Replacing mysticism with a religious angle to Kowalski’s actions is undoubtedly the hardest pill to swallow. Similarly, Jason Priestley is no Cleavon Little in the role of the disc jockey, and nor is this pivotal figure blind now either. If we let those trunk-waving elephants in the room slide for a moment, then a ruthless state trooper played by Steve Railsback, and Keith David as an unhinged FBI agent are welcome additions to the ensemble.

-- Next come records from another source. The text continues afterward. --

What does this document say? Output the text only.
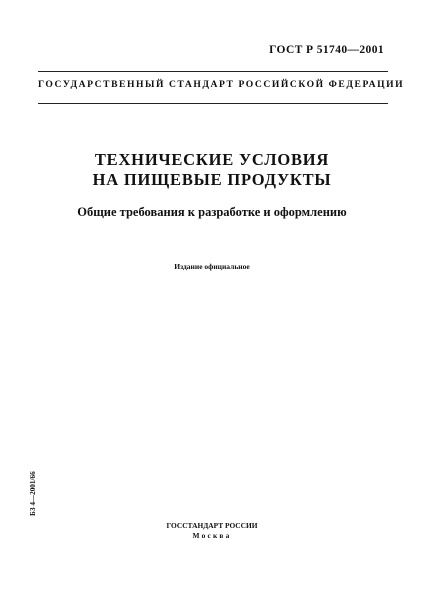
ГОСТ Р 51740—2001
ГОСУДАРСТВЕННЫЙ СТАНДАРТ РОССИЙСКОЙ ФЕДЕРАЦИИ
ТЕХНИЧЕСКИЕ УСЛОВИЯ
НА ПИЩЕВЫЕ ПРОДУКТЫ
Общие требования к разработке и оформлению
Издание официальное
БЗ 4—2001/66
ГОССТАНДАРТ РОССИИ
Москва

David in particular is box office. “That’s our way in,” he says, desperately scheming to get involved in Kowalski’s case. “It’s domestic terrorism! He could be planning another Oklahoma State”. The mid-‘90s had the FBI under some scrutiny, and it’s here where Carner’s interpretation shines. Fresh from their reputation being sullied at both Waco and Ruby Ridge, the provocative political slant of this Vanishing Point has the Feds fighting to restore their credibility regardless of the cost or legitimacy.

Carner had some notable films as a screenwriter in the ‘80s. Let’s Get Harry (1986) was a serviceable men-on-a-mission movie, but it was bogged down with post-production issues that led to helmer Stuart Rosenberg taking an ‘Alan Smithee’ credit. Blind Fury (1989) was a smoother ride, but it suffered at the box office despite its subsequent legacy as a prime slice of Hauersploitation.

In Vanishing Point, Carner’s dexterity is impressive. Granted, the film is no Ronin (1998), but the car chases are nicely staged and, at times, truly thrilling, and veteran cinematographer Daryn Okada (Phantasm II (1988)) submits some lush photography that takes in Arizona and Monument Valley. That said, the best looking thing about Carner’s reimagining is Mortensen. Oozing the kind of intensity, charm, and believability that we’ve all come to expect from him, he brings a compelling degree of emotion to Kowalski. Indeed, whatever you think about the film’s existence, Mortensen makes it tough to hit eject. You’ll probably hate yourself, and there’ll be more tutting coming from your mouth than a budgerigar – but by the end credits you might have softened your opinion…

[1] ‘Vanishing Point’ Better Left Alone by Walt Belcher, The Tampa Tribune, 7th January 1997.